Modifying the original script by Brian C Brown and Elliott DiGuiseppi, Hawley is ‘inspired by’ the truth-is-stranger-than-fiction 2007 tale of NASA astronaut Lisa Nowak, who infamously drove for 14 hours using baby diapers to avoid stops to assault her ex-lover’s new girlfriend. He changes much of the story for no real discernible reason, Lucy here becoming acquainted with her future rival Erin Eccles (Zazie Beetz, "Joker") for some workplace tension, but instead attacking Mark. There is also a niece, Blue Iris (Pearl Amanda Dickson, TV's 'Legion'), Lucy and Drew look after who accompanies her on the journey here, mainly as a witness to her insanity, to hide the handgun Lucy had taken from her grandmother’s purse and as the recipient of Lucy’s lecture on how women clean up men’s messes.

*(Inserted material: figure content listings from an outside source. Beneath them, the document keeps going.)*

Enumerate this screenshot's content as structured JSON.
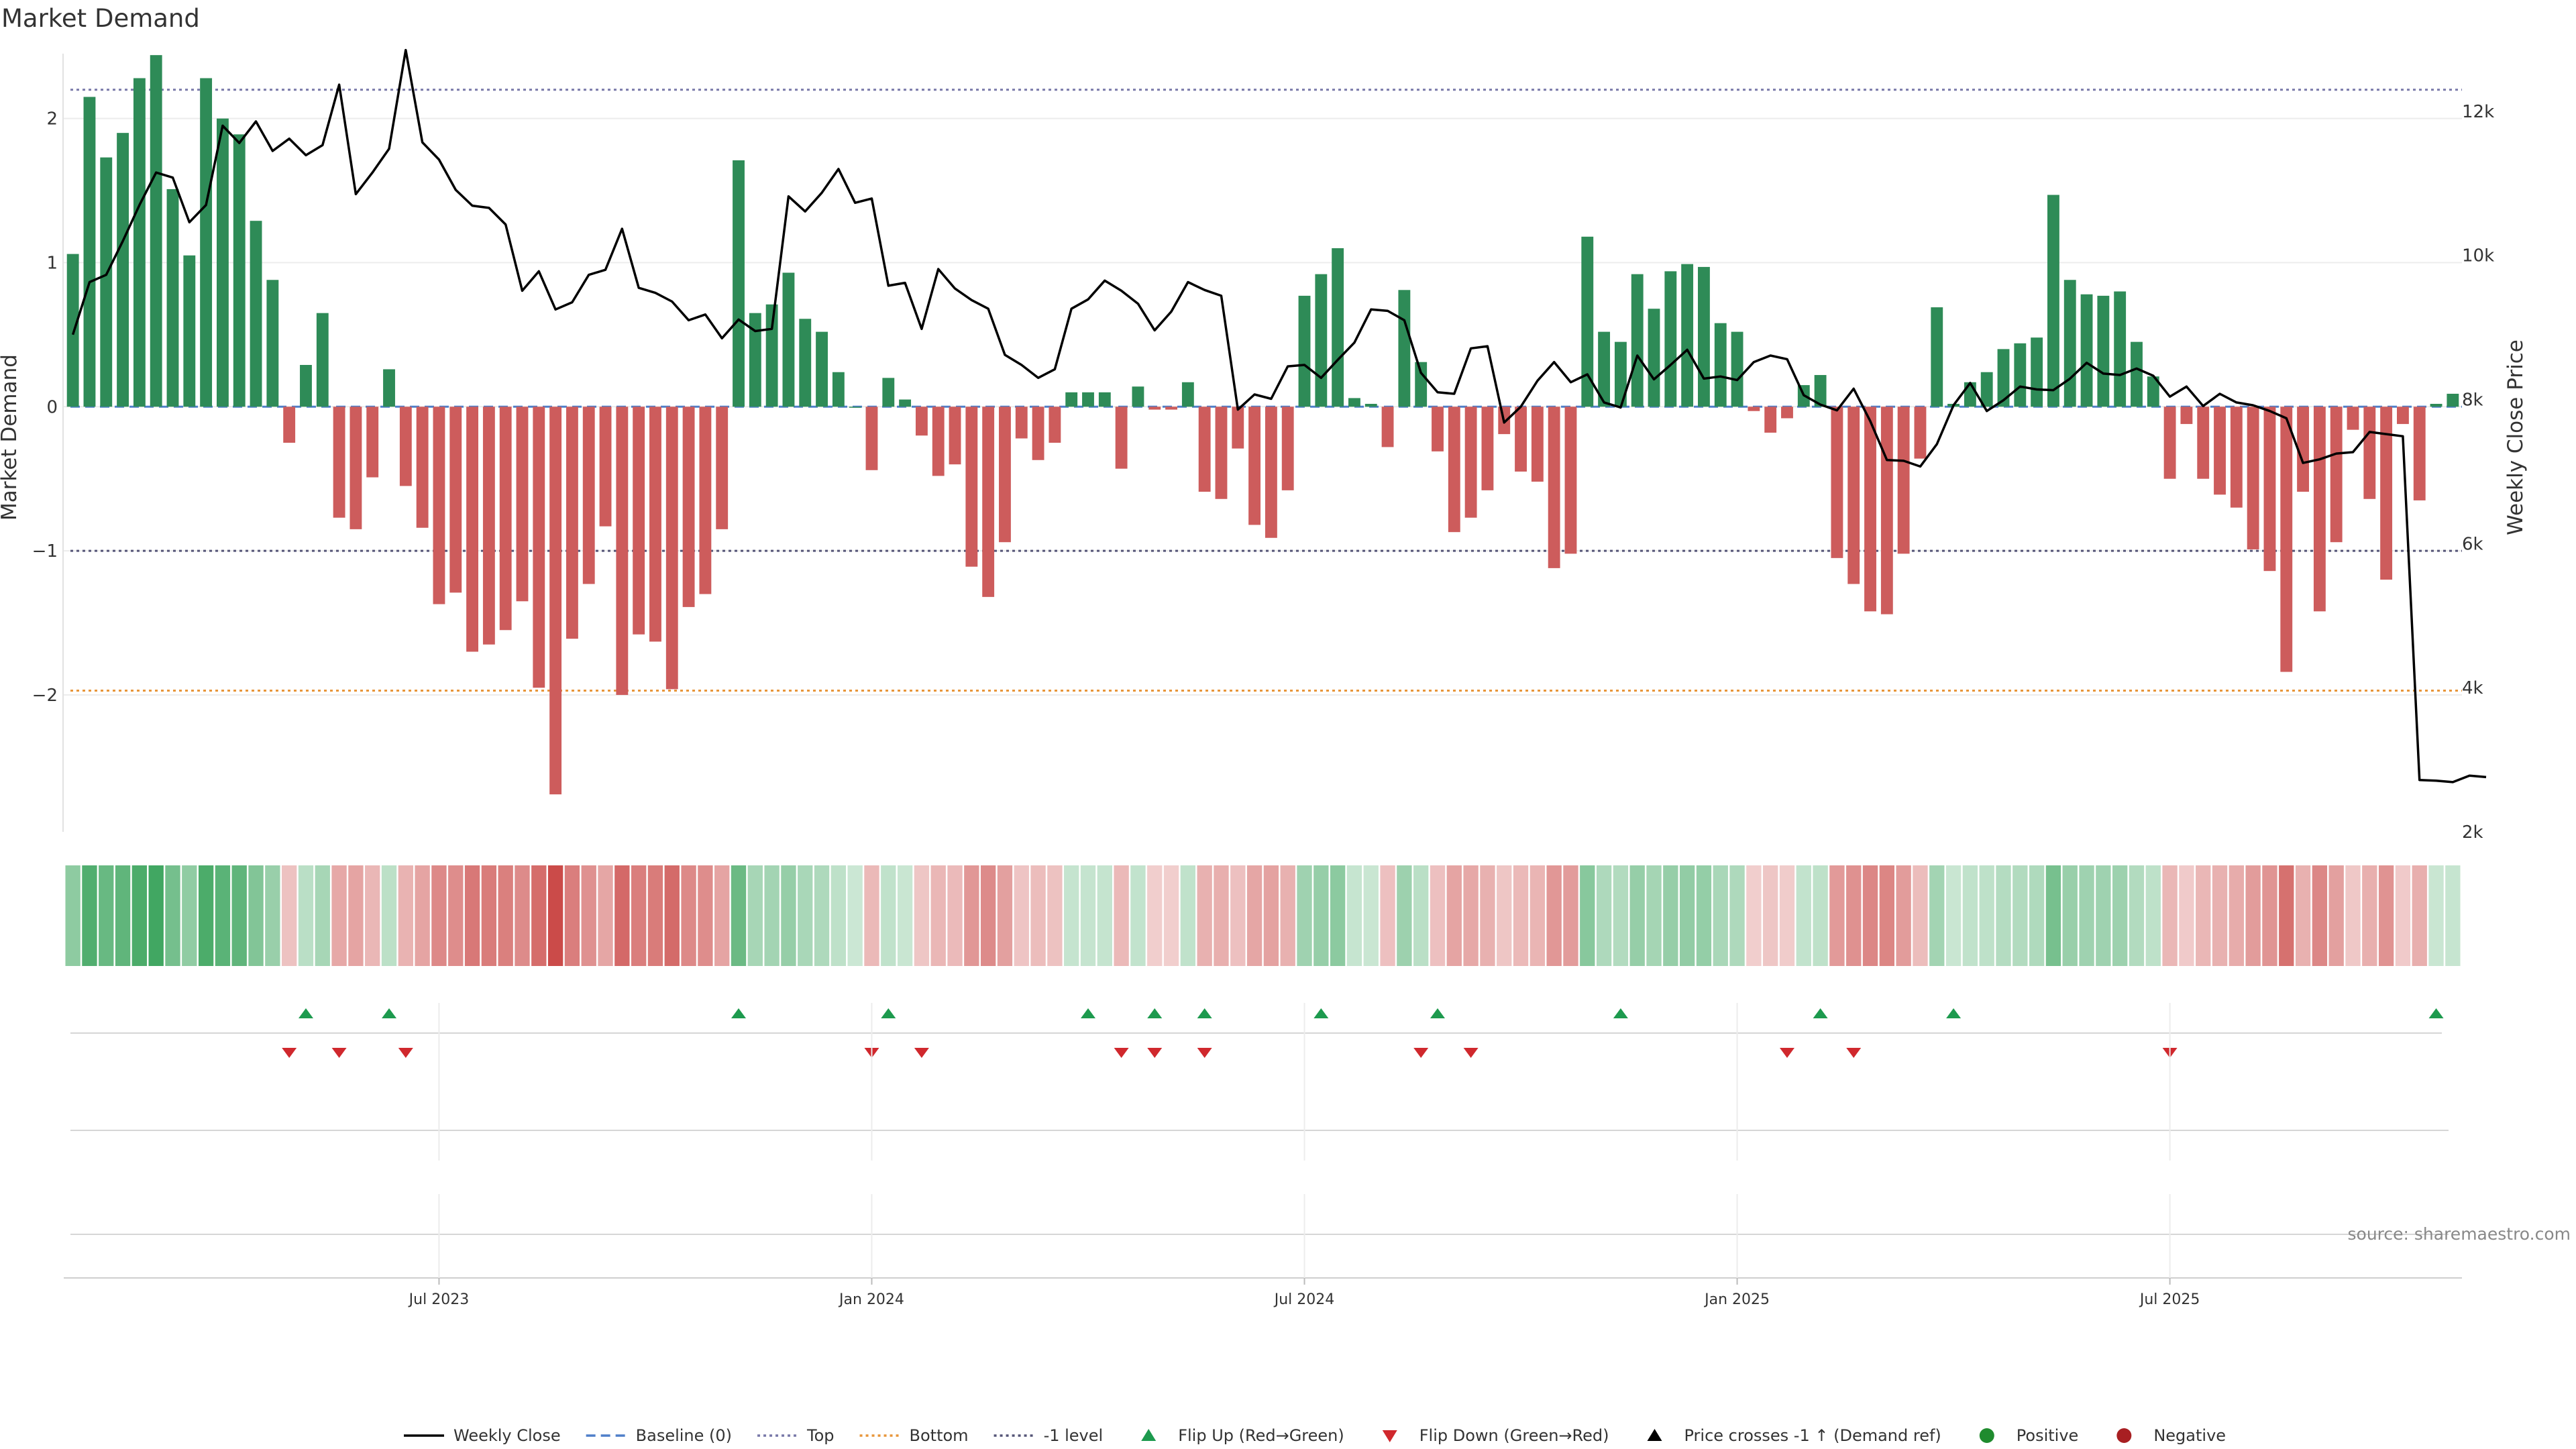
{
  "chart_data": {
    "type": "bar",
    "title": "Market Demand",
    "ylabel_left": "Market Demand",
    "ylabel_right": "Weekly Close Price",
    "ylim_left": [
      -2.95,
      2.45
    ],
    "ylim_right": [
      2000,
      12800
    ],
    "yticks_left": [
      2,
      1,
      0,
      -1,
      -2
    ],
    "ytick_labels_left": [
      "2",
      "1",
      "0",
      "−1",
      "−2"
    ],
    "yticks_right": [
      12000,
      10000,
      8000,
      6000,
      4000,
      2000
    ],
    "ytick_labels_right": [
      "12k",
      "10k",
      "8k",
      "6k",
      "4k",
      "2k"
    ],
    "reference_lines": {
      "top": 2.2,
      "bottom": -1.97,
      "minus_one": -1
    },
    "x_ticks": [
      {
        "index": 22,
        "label": "Jul 2023"
      },
      {
        "index": 48,
        "label": "Jan 2024"
      },
      {
        "index": 74,
        "label": "Jul 2024"
      },
      {
        "index": 100,
        "label": "Jan 2025"
      },
      {
        "index": 126,
        "label": "Jul 2025"
      }
    ],
    "series": [
      {
        "name": "Market Demand",
        "values": [
          1.06,
          2.15,
          1.73,
          1.9,
          2.28,
          2.44,
          1.51,
          1.05,
          2.28,
          2.0,
          1.89,
          1.29,
          0.88,
          -0.25,
          0.29,
          0.65,
          -0.77,
          -0.85,
          -0.49,
          0.26,
          -0.55,
          -0.84,
          -1.37,
          -1.29,
          -1.7,
          -1.65,
          -1.55,
          -1.35,
          -1.95,
          -2.69,
          -1.61,
          -1.23,
          -0.83,
          -2.0,
          -1.58,
          -1.63,
          -1.96,
          -1.39,
          -1.3,
          -0.85,
          1.71,
          0.65,
          0.71,
          0.93,
          0.61,
          0.52,
          0.24,
          0.0,
          -0.44,
          0.2,
          0.05,
          -0.2,
          -0.48,
          -0.4,
          -1.11,
          -1.32,
          -0.94,
          -0.22,
          -0.37,
          -0.25,
          0.1,
          0.1,
          0.1,
          -0.43,
          0.14,
          -0.02,
          -0.02,
          0.17,
          -0.59,
          -0.64,
          -0.29,
          -0.82,
          -0.91,
          -0.58,
          0.77,
          0.92,
          1.1,
          0.06,
          0.02,
          -0.28,
          0.81,
          0.31,
          -0.31,
          -0.87,
          -0.77,
          -0.58,
          -0.19,
          -0.45,
          -0.52,
          -1.12,
          -1.02,
          1.18,
          0.52,
          0.45,
          0.92,
          0.68,
          0.94,
          0.99,
          0.97,
          0.58,
          0.52,
          -0.03,
          -0.18,
          -0.08,
          0.15,
          0.22,
          -1.05,
          -1.23,
          -1.42,
          -1.44,
          -1.02,
          -0.36,
          0.69,
          0.02,
          0.17,
          0.24,
          0.4,
          0.44,
          0.48,
          1.47,
          0.88,
          0.78,
          0.77,
          0.8,
          0.45,
          0.21,
          -0.5,
          -0.12,
          -0.5,
          -0.61,
          -0.7,
          -0.99,
          -1.14,
          -1.84,
          -0.59,
          -1.42,
          -0.94,
          -0.16,
          -0.64,
          -1.2,
          -0.12,
          -0.65,
          0.02,
          0.09
        ]
      },
      {
        "name": "Weekly Close",
        "values": [
          8900,
          9630,
          9730,
          10200,
          10700,
          11150,
          11080,
          10460,
          10700,
          11800,
          11560,
          11860,
          11450,
          11620,
          11390,
          11530,
          12370,
          10850,
          11150,
          11480,
          12850,
          11570,
          11330,
          10910,
          10690,
          10660,
          10430,
          9510,
          9780,
          9250,
          9350,
          9730,
          9800,
          10370,
          9550,
          9480,
          9360,
          9100,
          9180,
          8850,
          9110,
          8950,
          8980,
          10820,
          10610,
          10870,
          11200,
          10730,
          10790,
          9580,
          9620,
          8980,
          9810,
          9540,
          9380,
          9260,
          8620,
          8480,
          8300,
          8420,
          9260,
          9390,
          9650,
          9510,
          9330,
          8960,
          9220,
          9630,
          9520,
          9440,
          7860,
          8070,
          8010,
          8460,
          8480,
          8300,
          8550,
          8790,
          9250,
          9230,
          9100,
          8370,
          8100,
          8080,
          8710,
          8740,
          7680,
          7900,
          8260,
          8520,
          8240,
          8350,
          7960,
          7890,
          8610,
          8280,
          8480,
          8690,
          8290,
          8320,
          8270,
          8520,
          8610,
          8560,
          8060,
          7930,
          7850,
          8150,
          7700,
          7160,
          7150,
          7070,
          7380,
          7920,
          8230,
          7840,
          7990,
          8180,
          8140,
          8130,
          8290,
          8510,
          8360,
          8340,
          8430,
          8330,
          8040,
          8180,
          7910,
          8080,
          7960,
          7920,
          7840,
          7740,
          7120,
          7170,
          7250,
          7270,
          7550,
          7520,
          7490,
          2720,
          2710,
          2690,
          2780,
          2760
        ]
      }
    ],
    "flip_up_indices": [
      14,
      19,
      40,
      49,
      61,
      65,
      68,
      75,
      82,
      93,
      105,
      113,
      142
    ],
    "flip_down_indices": [
      13,
      16,
      20,
      48,
      51,
      63,
      65,
      68,
      81,
      84,
      103,
      107,
      126
    ],
    "legend": [
      {
        "label": "Weekly Close",
        "marker": "line-solid",
        "color": "#000000"
      },
      {
        "label": "Baseline (0)",
        "marker": "line-dashed",
        "color": "#4f7fc9"
      },
      {
        "label": "Top",
        "marker": "line-dotted",
        "color": "#7878a8"
      },
      {
        "label": "Bottom",
        "marker": "line-dotted",
        "color": "#e8963a"
      },
      {
        "label": "-1 level",
        "marker": "line-dotted",
        "color": "#555577"
      },
      {
        "label": "Flip Up (Red→Green)",
        "marker": "triangle-up",
        "color": "#1d9a4e"
      },
      {
        "label": "Flip Down (Green→Red)",
        "marker": "triangle-down",
        "color": "#d0282d"
      },
      {
        "label": "Price crosses -1 ↑ (Demand ref)",
        "marker": "triangle-up",
        "color": "#000000"
      },
      {
        "label": "Positive",
        "marker": "circle",
        "color": "#1f8b2e"
      },
      {
        "label": "Negative",
        "marker": "circle",
        "color": "#a81f22"
      }
    ],
    "colors": {
      "positive_bar": "#2e8b57",
      "negative_bar": "#cd5c5c",
      "price_line": "#000000",
      "top_line": "#7878a8",
      "bottom_line": "#e8963a",
      "minus_one_line": "#555577",
      "flip_up": "#1d9a4e",
      "flip_down": "#d0282d"
    }
  },
  "source_note": "source: sharemaestro.com"
}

Natalie Portman, sporting a broad accent and Dorothy Hamill ‘do, is quite good in the role, her confidence a cover for an accelerating downward spiral. She’s mesmerizing in the film’s best scene, an underwater training maneuver which she pushes through despite a helmet breach which finds her holding her breath for two minutes. Dan Stevens is a dorky Drew with a Ned Flanders moustache to match his Ned Flanders outlook, no match for Hamm’s bad boy attraction. Hamm has been hit and miss in big screen efforts but this is one of his better ones, an imperfect guy with worries of his own who tries to do the right thing. Burstyn is a boozy character, Beetz an innocent upstart. The film also stars Tig Notaro as another astronaut, ‘Fargo’s’ Jeffrey Donovan as sympathetic NASA Supervisor Jim Hunt (impressed as hell by Lucy’s underwater calm) and “If Beale Street Could Talk’s” Colman Domingo as program head Frank Paxton.
“Lucy in the Sky” leaves us three years later with Lucy donning a beekeeper suit obviously meant to invoke her NASA gear, the bees an earthbound ‘grounding’ device, ‘risky’ fliers and a callback to the larvae-to-butterfly symbolism Hawley uses throughout (to signify what, exactly? Lucy’s metamorphosis into madness?). The film starts off intriguingly enough, but quickly goes off the rails, an ambitious failure.